Un altro (d)anno – di Valentina Tomirotti

“Un altro [d]anno” è un calendario di parole, non un vademecum per salvare. Non sono un’eroina, il mantello non lo indosso nemmeno a Carnevale, è solo un contenitore, una finestra aperta sulla mia vita. Ho fatto talmente tante cose in 36 anni che se non le mettevo nero su bianco rischiavo di dimenticarne qualcuna.

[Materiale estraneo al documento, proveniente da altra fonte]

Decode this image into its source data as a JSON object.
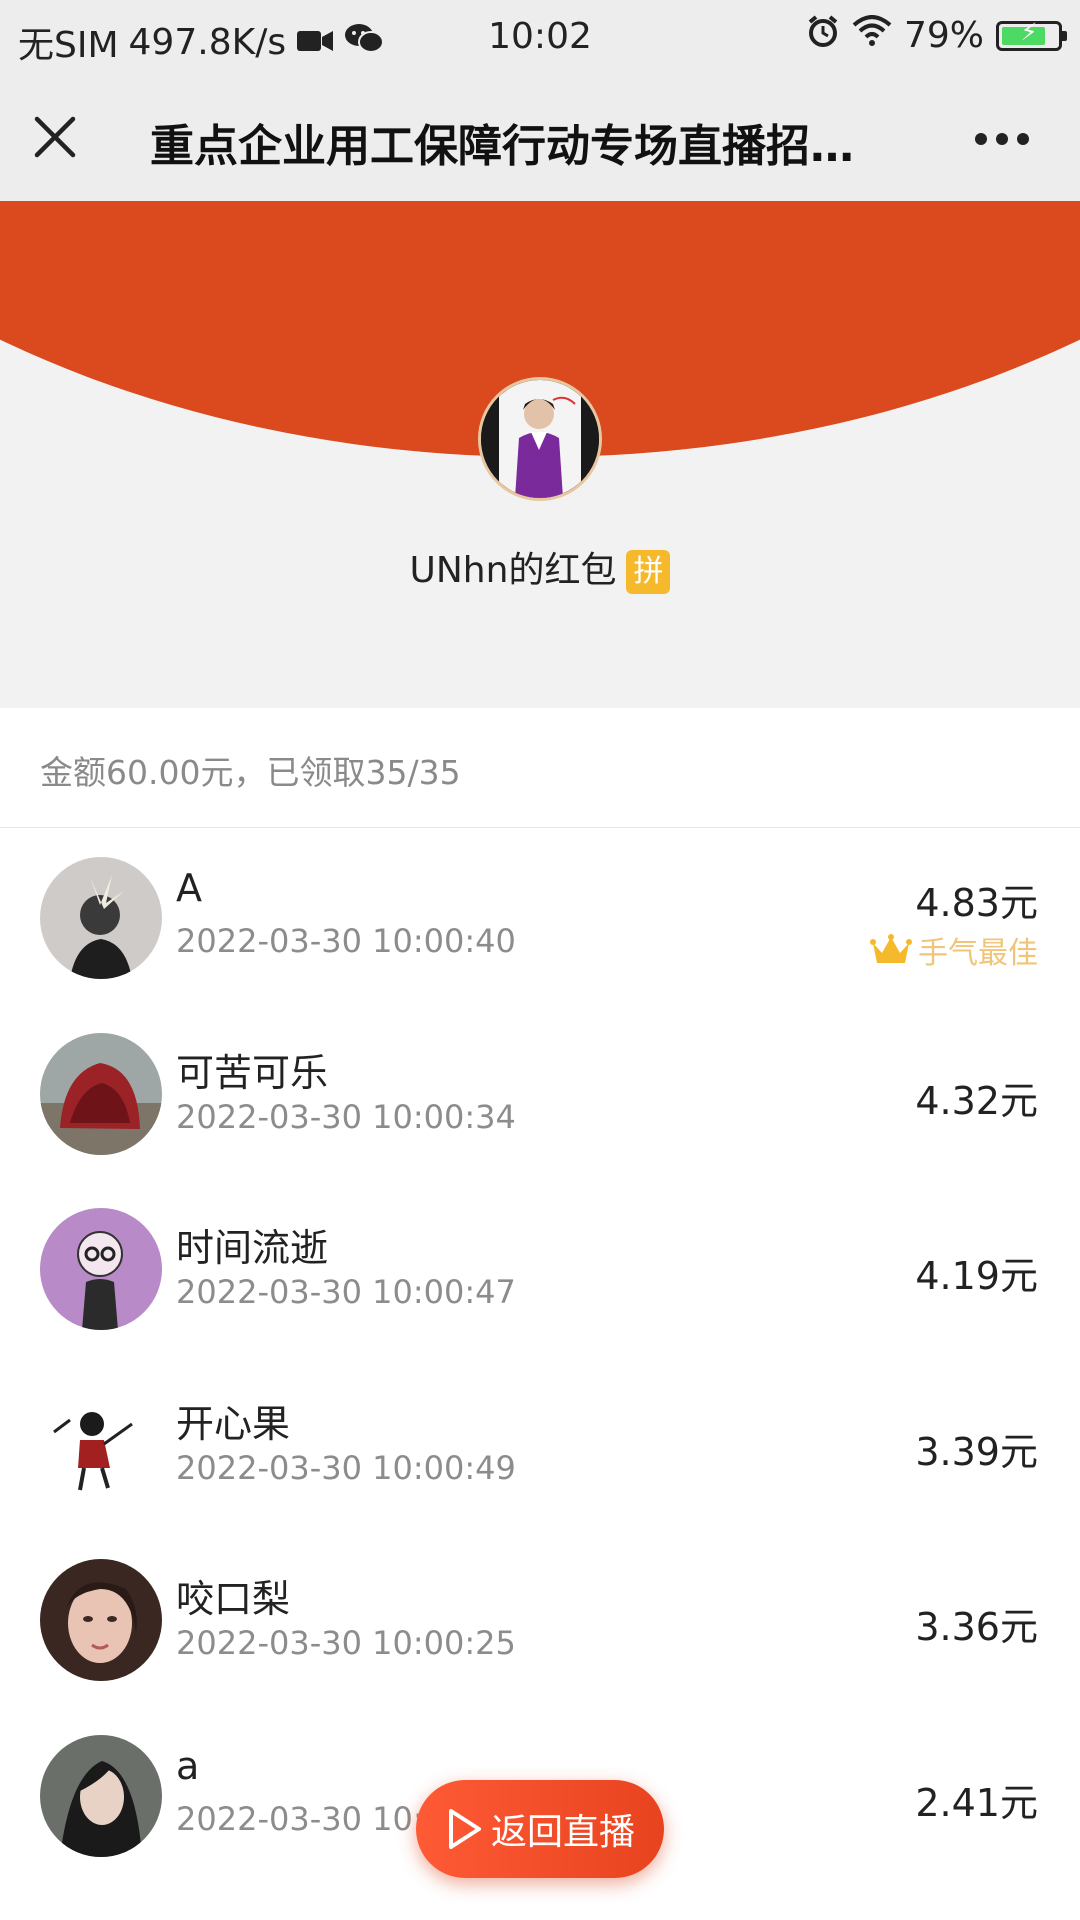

Mi piace giocare con i “perché” della vita e senza troppo filosofeggiare vi dico i primi 3 che mi passano per la testa:
– “Perché ho scritto questo libro?” perché ero in dovere verso me stessa, una sorta di ringraziamento per non aver perso le retta via in mille vicende e perché su queste pagine ne esce una Valentina diversa rispetto a quella che conoscete.

– “Perché ho usato la parola “danno”?” perché non ho mai avuto dubbi di esserlo, un problema con una soluzione non a portata di mano, ma tuttavia risolvibile. Mi piace trasformare ogni danno in un dono e in questa cosa sono davvero magica.

– “Perché dovreste comprarlo?” perché credo che accogliere e conoscere la vita di un’altra persona che ha deciso di aprirsi, in qualche modo, porta sempre un arricchimento di noi stessi e perché prometto di farvi ridere tanto.

Per un pubblico raffinato ed elegante.